The largest contribution to relative performance came from our value stocks in Korea, followed by strong performance in Taiwan and the UAE. For once, the Chinese market staged a rally and our portfolio slightly lagged this move. Our underweight position in India was also a small relative drag against the index.
During the month we were active taking profits in some strong performers where upside to fair value was more limited and added to new ideas in Korea, Greece and Mexico.
While we spend much time discussing the major markets such as China, Korea or Brazil, it is worth remembering that smaller economies can offer overlooked opportunity – often at very attractive prices. An example of this is Greece – a former basket case of an economy crippled by high debt and inefficiency. The Athens stock exchange has delivered almost double the returns of the S&P500 over the past three years, driven by the re-birth of its banking sector. The latest milestone is the sale of the entire government holding in Piraeus Bank driven by strong market demand for the stock. The Greek government also pays a lower interest rate on its 10 year bonds today than the US.
During the Eurozone banking crisis in the early part of the previous decade, Greek banks found themselves largely wiped out. As the economy contracted by 25% between 2008 and 2016, it became accepted practice that borrowers simply did not need to repay their loans. Banks were given little recourse and prevented from enforcing mortgage loans. Instead, the sector was quasi-nationalized and various creative mechanisms were instituted to keep the banks theoretically solvent. Typically, these involved the creation of accounting “assets” to offset the gaping holes left by writing down bad loans. These bad loans were gradually sold off by tranches, allowing the balance sheets to evolve back towards normality.

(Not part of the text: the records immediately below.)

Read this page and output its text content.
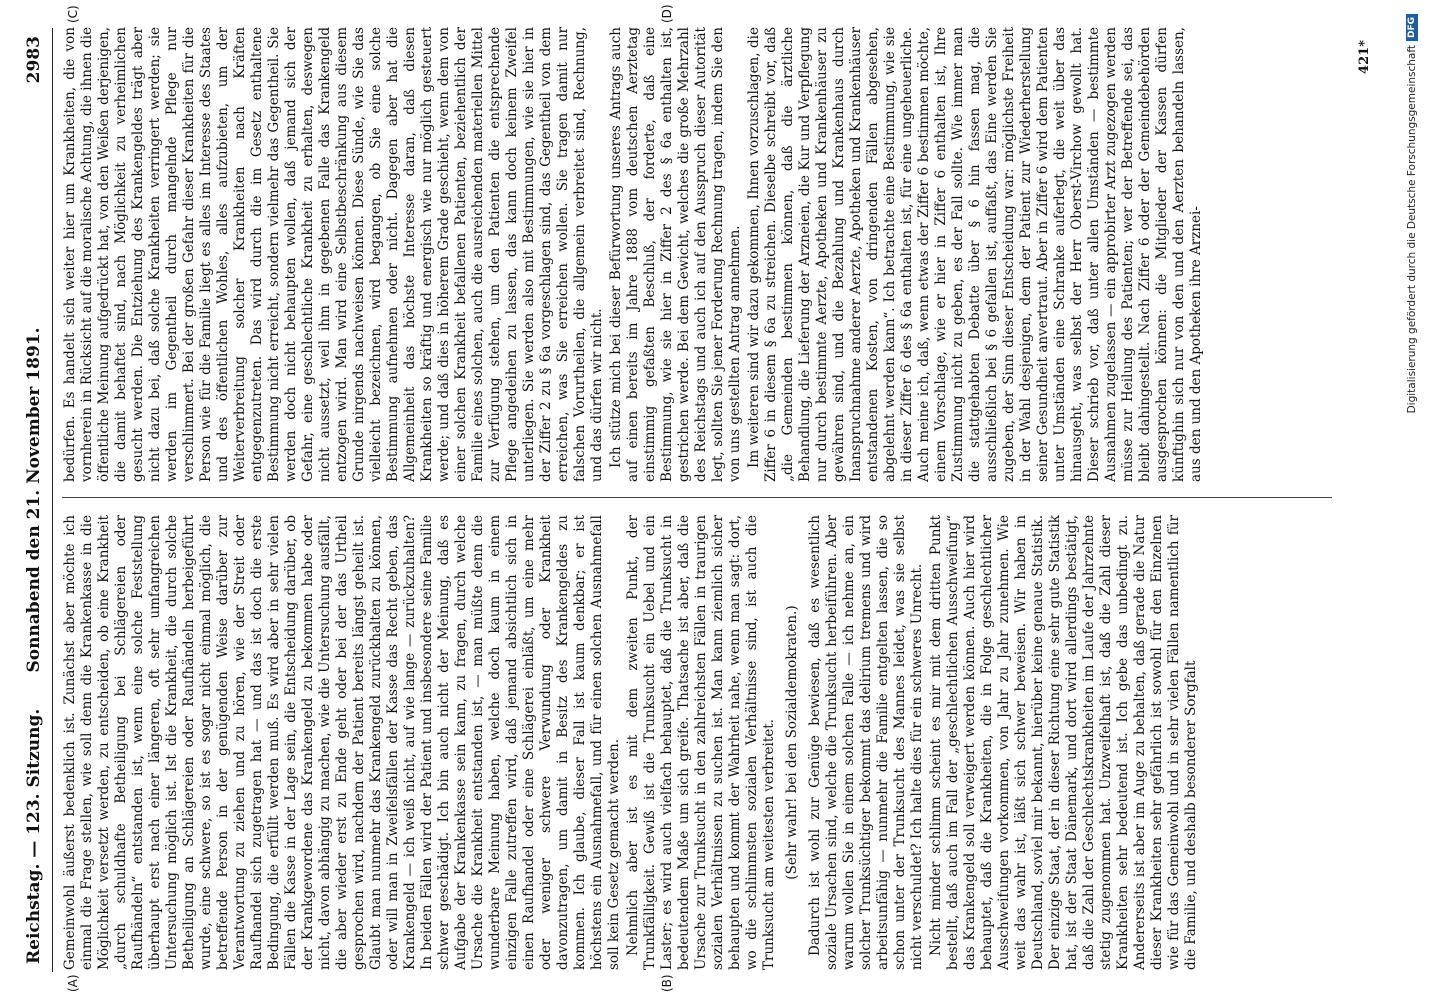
Reichstag. — 123. Sitzung.
Sonnabend den 21. November 1891.
2983
(A)	(B)
(C)	(D)

Gemeinwohl äußerst bedenklich ist. Zunächst aber möchte ich einmal die Frage stellen, wie soll denn die Krankenkasse in die Möglichkeit versetzt werden, zu entscheiden, ob eine Krankheit „durch schuldhafte Betheiligung bei Schlägereien oder Raufhändeln“ entstanden ist, wenn eine solche Feststellung überhaupt erst nach einer längeren, oft sehr umfangreichen Untersuchung möglich ist. Ist die Krankheit, die durch solche Betheiligung an Schlägereien oder Raufhändeln herbeigeführt wurde, eine schwere, so ist es sogar nicht einmal möglich, die betreffende Person in der genügenden Weise darüber zur Verantwortung zu ziehen und zu hören, wie der Streit oder Raufhandel sich zugetragen hat — und das ist doch die erste Bedingung, die erfüllt werden muß. Es wird aber in sehr vielen Fällen die Kasse in der Lage sein, die Entscheidung darüber, ob der Krankgewordene das Krankengeld zu bekommen habe oder nicht, davon abhängig zu machen, wie die Untersuchung ausfällt, die aber wieder erst zu Ende geht oder bei der das Urtheil gesprochen wird, nachdem der Patient bereits längst geheilt ist. Glaubt man nunmehr das Krankengeld zurückhalten zu können, oder will man in Zweifelsfällen der Kasse das Recht geben, das Krankengeld — ich weiß nicht, auf wie lange — zurückzuhalten? In beiden Fällen wird der Patient und insbesondere seine Familie schwer geschädigt. Ich bin auch nicht der Meinung, daß es Aufgabe der Krankenkasse sein kann, zu fragen, durch welche Ursache die Krankheit entstanden ist, — man müßte denn die wunderbare Meinung haben, welche doch kaum in einem einzigen Falle zutreffen wird, daß jemand absichtlich sich in einen Raufhandel oder eine Schlägerei einläßt, um eine mehr oder weniger schwere Verwundung oder Krankheit davonzutragen, um damit in Besitz des Krankengeldes zu kommen. Ich glaube, dieser Fall ist kaum denkbar; er ist höchstens ein Ausnahmefall, und für einen solchen Ausnahmefall soll kein Gesetz gemacht werden. Nehmlich aber ist es mit dem zweiten Punkt, der Trunkfälligkeit. Gewiß ist die Trunksucht ein Uebel und ein Laster; es wird auch vielfach behauptet, daß die Trunksucht in bedeutendem Maße um sich greife. Thatsache ist aber, daß die Ursache zur Trunksucht in den zahlreichsten Fällen in traurigen sozialen Verhältnissen zu suchen ist. Man kann ziemlich sicher behaupten und kommt der Wahrheit nahe, wenn man sagt: dort, wo die schlimmsten sozialen Verhältnisse sind, ist auch die Trunksucht am weitesten verbreitet. (Sehr wahr! bei den Sozialdemokraten.) Dadurch ist wohl zur Genüge bewiesen, daß es wesentlich soziale Ursachen sind, welche die Trunksucht herbeiführen. Aber warum wollen Sie in einem solchen Falle — ich nehme an, ein solcher Trunksüchtiger bekommt das delirium tremens und wird arbeitsunfähig — nunmehr die Familie entgelten lassen, die so schon unter der Trunksucht des Mannes leidet, was sie selbst nicht verschuldet? Ich halte dies für ein schweres Unrecht. Nicht minder schlimm scheint es mir mit dem dritten Punkt bestellt, daß auch im Fall der „geschlechtlichen Ausschweifung“ das Krankengeld soll verweigert werden können. Auch hier wird behauptet, daß die Krankheiten, die in Folge geschlechtlicher Ausschweifungen vorkommen, von Jahr zu Jahr zunehmen. Wie weit das wahr ist, läßt sich schwer beweisen. Wir haben in Deutschland, soviel mir bekannt, hierüber keine genaue Statistik. Der einzige Staat, der in dieser Richtung eine sehr gute Statistik hat, ist der Staat Dänemark, und dort wird allerdings bestätigt, daß die Zahl der Geschlechtskrankheiten im Laufe der Jahrzehnte stetig zugenommen hat. Unzweifelhaft ist, daß die Zahl dieser Krankheiten sehr bedeutend ist. Ich gebe das unbedingt zu. Andererseits ist aber im Auge zu behalten, daß gerade die Natur dieser Krankheiten sehr gefährlich ist sowohl für den Einzelnen wie für das Gemeinwohl und in sehr vielen Fällen namentlich für die Familie, und deshalb besonderer Sorgfalt

bedürfen. Es handelt sich weiter hier um Krankheiten, die von vornherein in Rücksicht auf die moralische Achtung, die ihnen die öffentliche Meinung aufgedrückt hat, von den Weißen derjenigen, die damit behaftet sind, nach Möglichkeit zu verheimlichen gesucht werden. Die Entziehung des Krankengeldes trägt aber nicht dazu bei, daß solche Krankheiten verringert werden; sie werden im Gegentheil durch mangelnde Pflege nur verschlimmert. Bei der großen Gefahr dieser Krankheiten für die Person wie für die Familie liegt es alles im Interesse des Staates und des öffentlichen Wohles, alles aufzubieten, um der Weiterverbreitung solcher Krankheiten nach Kräften entgegenzutreten. Das wird durch die im Gesetz enthaltene Bestimmung nicht erreicht, sondern vielmehr das Gegentheil. Sie werden doch nicht behaupten wollen, daß jemand sich der Gefahr, eine geschlechtliche Krankheit zu erhalten, deswegen nicht aussetzt, weil ihm in gegebenen Falle das Krankengeld entzogen wird. Man wird eine Selbstbeschränkung aus diesem Grunde nirgends nachweisen können. Diese Sünde, wie Sie das vielleicht bezeichnen, wird begangen, ob Sie eine solche Bestimmung aufnehmen oder nicht. Dagegen aber hat die Allgemeinheit das höchste Interesse daran, daß diesen Krankheiten so kräftig und energisch wie nur möglich gesteuert werde; und daß dies in höherem Grade geschieht, wenn dem von einer solchen Krankheit befallenen Patienten, beziehentlich der Familie eines solchen, auch die ausreichenden materiellen Mittel zur Verfügung stehen, um den Patienten die entsprechende Pflege angedeihen zu lassen, das kann doch keinem Zweifel unterliegen. Sie werden also mit Bestimmungen, wie sie hier in der Ziffer 2 zu § 6a vorgeschlagen sind, das Gegentheil von dem erreichen, was Sie erreichen wollen. Sie tragen damit nur falschen Vorurtheilen, die allgemein verbreitet sind, Rechnung, und das dürfen wir nicht. Ich stütze mich bei dieser Befürwortung unseres Antrags auch auf einen bereits im Jahre 1888 vom deutschen Aerztetag einstimmig gefaßten Beschluß, der forderte, daß eine Bestimmung, wie sie hier in Ziffer 2 des § 6a enthalten ist, gestrichen werde. Bei dem Gewicht, welches die große Mehrzahl des Reichstags und auch ich auf den Ausspruch dieser Autorität legt, sollten Sie jener Forderung Rechnung tragen, indem Sie den von uns gestellten Antrag annehmen. Im weiteren sind wir dazu gekommen, Ihnen vorzuschlagen, die Ziffer 6 in diesem § 6a zu streichen. Dieselbe schreibt vor, daß „die Gemeinden bestimmen können, daß die ärztliche Behandlung, die Lieferung der Arzneien, die Kur und Verpflegung nur durch bestimmte Aerzte, Apotheken und Krankenhäuser zu gewähren sind, und die Bezahlung und Krankenhaus durch Inanspruchnahme anderer Aerzte, Apotheken und Krankenhäuser entstandenen Kosten, von dringenden Fällen abgesehen, abgelehnt werden kann“. Ich betrachte eine Bestimmung, wie sie in dieser Ziffer 6 des § 6a enthalten ist, für eine ungeheuerliche. Auch meine ich, daß, wenn etwas der Ziffer 6 bestimmen möchte, einem Vorschlage, wie er hier in Ziffer 6 enthalten ist, Ihre Zustimmung nicht zu geben, es der Fall sollte. Wie immer man die stattgehabten Debatte über § 6 hin fassen mag, die ausschließlich bei § 6 gefallen ist, auffaßt, das Eine werden Sie zugeben, der Sinn dieser Entscheidung war: möglichste Freiheit in der Wahl desjenigen, dem der Patient zur Wiederherstellung seiner Gesundheit anvertraut. Aber in Ziffer 6 wird dem Patienten unter Umständen eine Schranke auferlegt, die weit über das hinausgeht, was selbst der Herr Oberst-Virchow gewollt hat. Dieser schrieb vor, daß unter allen Umständen — bestimmte Ausnahmen zugelassen — ein approbirter Arzt zugezogen werden müsse zur Heilung des Patienten; wer der Betreffende sei, das bleibt dahingestellt. Nach Ziffer 6 oder der Gemeindebehörden ausgesprochen können: die Mitglieder der Kassen dürfen künftighin sich nur von den und den Aerzten behandeln lassen, aus den und den Apotheken ihre Arznei-

421*	Digitalisierung gefördert durch die Deutsche Forschungsgemeinschaft
DFG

The silver lining of all this was a highly deleveraged economy – household debt to GDP fell from 80% in 2012 to 45% in 2023. This meant the Greek banks saw improving asset quality on their balance sheets – not only were bad loans being disposed of, but new lending was to increasingly creditworthy borrowers. Aided by cost-cutting measures and some normalization in interest rates, banks generated fresh capital and rely less on accounting tricks to show solvency. They have been able to resume cautious growth into a now underbanked market while resuming dividend payments. We have owned a Greek bank for over two years and have recently even added another one given the continuing attractive valuations and increasing normalization.
Greece has completed a full EM cycle of debt fuelled growth and bust, like Thailand, Korea, Malaysia, Turkey and many others before it. It is a cautionary tale for investors chasing growth but also a reminder of the opportunities arising when things look most bleak.